Bière spéciale belge


  • Aspect
Bière à la robe blonde dorée, voire orangée, à la tête de mousse blanche importante et persistante.

  • Nez
Bière aux arômes complexes, citriques au premier abord, puis houblonnés. Houblonné ne veut pas dire grand chose comme cela, donc précisons : trois houblons sont utilisés ici, qui sont le houblon tchèque Saaz, le houblon d'origine britannique Brewers Gold et le houblon américain amarillo. Le premier apporte son arôme citronné à cette bière, le Brewers Gold lui apporte des notes aromatiques épicées et fruitées, le dernier lui amène d'autres notes d'agrume comme l'orange, ainsi que des arômes de fleur. Voilà qui apportera un peu plus d'éléments que juste "houblonné"... On a affaire là à un sacré bouquet fruité, accompagné de notes de levure.

  • Bouche
On retrouve les saveurs douces et fruitées que l'on détectait déjà au nez, nous venant donc des houblons, accompagnées du goût du grain malté. S'ajoutent des saveurs fruitées et épicées du fait de la refermentation en bouteille. Goût intense suivi d'une franche amertume qui persiste longtemps en bouche, ce qui rend cette bière désaltérante et facile à boire. Donc ATTENTION ! D'autant plus que l'alcool, assez important, se fait discret entre l'amertume et toutes ces saveurs. Tout comme la Guillotine était censée ne représenter qu' "un souffle d'air dans le cou" faisant que le condamné devait ne pas sentir ce qui lui arrivait, cette bière facile à boire peut faire perdre la tête sans même que celui qui la boit le sente...

  • Volume d'alcool
8.5 % alc. vol. Bière forte

  • Température de dégustation
8 à 10° C. A effectivement ne pas boire trop frais pour ne pas perdre les arômes et saveurs qui se bousculent.

  • Fabricant
Bière brassée depuis 1989 par la Brasserie Huyghe, basée à Melle près de Gand, en Flandre Orientale. Brasserie anciennement appelée "Appelhoek", et dont on retrouve des traces dans les archives dès 1654. Elle devint Huyghe, du nom de son premier propriétaire, Léon Huyghe, en 1906. Une brasserie qui est, depuis, restée dans la famille.
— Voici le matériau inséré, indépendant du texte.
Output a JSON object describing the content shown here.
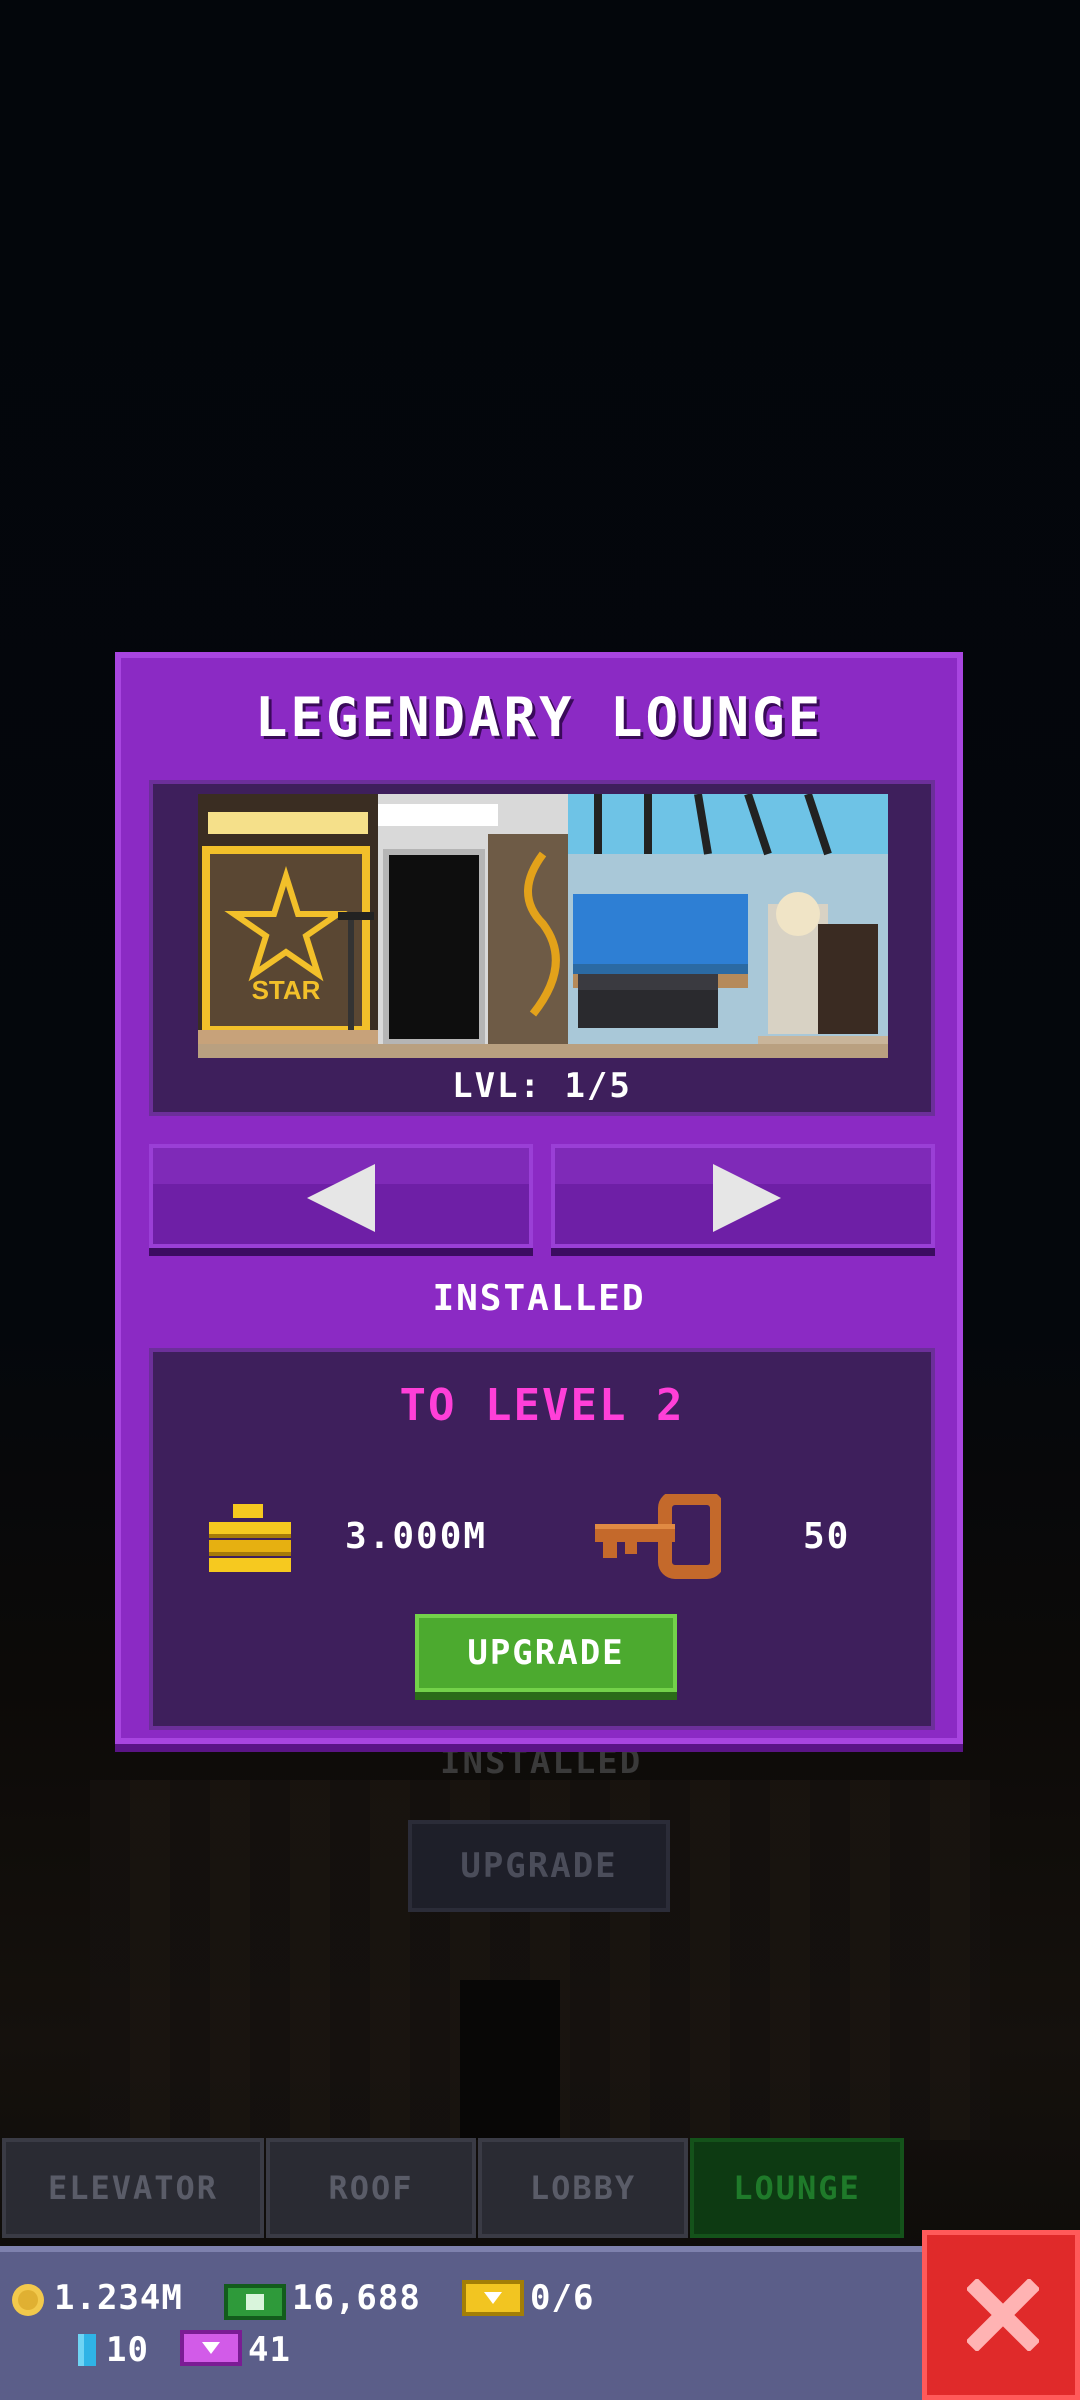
{
  "modal": {
    "title": "LEGENDARY LOUNGE",
    "preview": {
      "sign_text": "STAR"
    },
    "level_text": "LVL: 1/5",
    "status": "INSTALLED",
    "upgrade": {
      "heading": "TO LEVEL 2",
      "coin_cost": "3.000M",
      "key_cost": "50",
      "button_label": "UPGRADE"
    }
  },
  "background": {
    "installed_text": "INSTALLED",
    "upgrade_label": "UPGRADE"
  },
  "tabs": [
    {
      "label": "ELEVATOR",
      "active": false
    },
    {
      "label": "ROOF",
      "active": false
    },
    {
      "label": "LOBBY",
      "active": false
    },
    {
      "label": "LOUNGE",
      "active": true
    }
  ],
  "status_bar": {
    "coins": "1.234M",
    "bux": "16,688",
    "tickets": "0/6",
    "gems": "10",
    "vip_tickets": "41"
  },
  "colors": {
    "modal_purple": "#8b2ac4",
    "panel_dark": "#3e1f5c",
    "upgrade_green": "#4caa2f",
    "heading_pink": "#ff3fd8",
    "close_red": "#e02a2a"
  }
}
  • Caractéristiques de brassage
Bière multigrains et multi-houblon, comme on l'a vu plus haut, de fermentation haute. Refermentée en bouteille.

  • Particularité
Bière créée en 1989 par la Brasserie Huyghes pour le bicentenaire de la Révolution française. Une bière encore d'actualité aujourd'hui, tout comme l'histoire de la Révolution qui lui donna naissance, quoi qu'en disent beaucoup...

  • Conclusion
"Une bière à vous couper... la soif !", dit-on chez Huyghes. Une bière belge qui décoiffe de par son volume alcoolisé, ainsi que ses multiples arômes et saveurs. Toutes les traditions d'une forte et belle blonde sont rassemblées derrière les parois de cette bouteille opaque. 
La bouteille opaque, façon de se démarquer un peu plus des autres brasseries est une imitation de la poterie de Cologne, ou y fait penser tout du moins.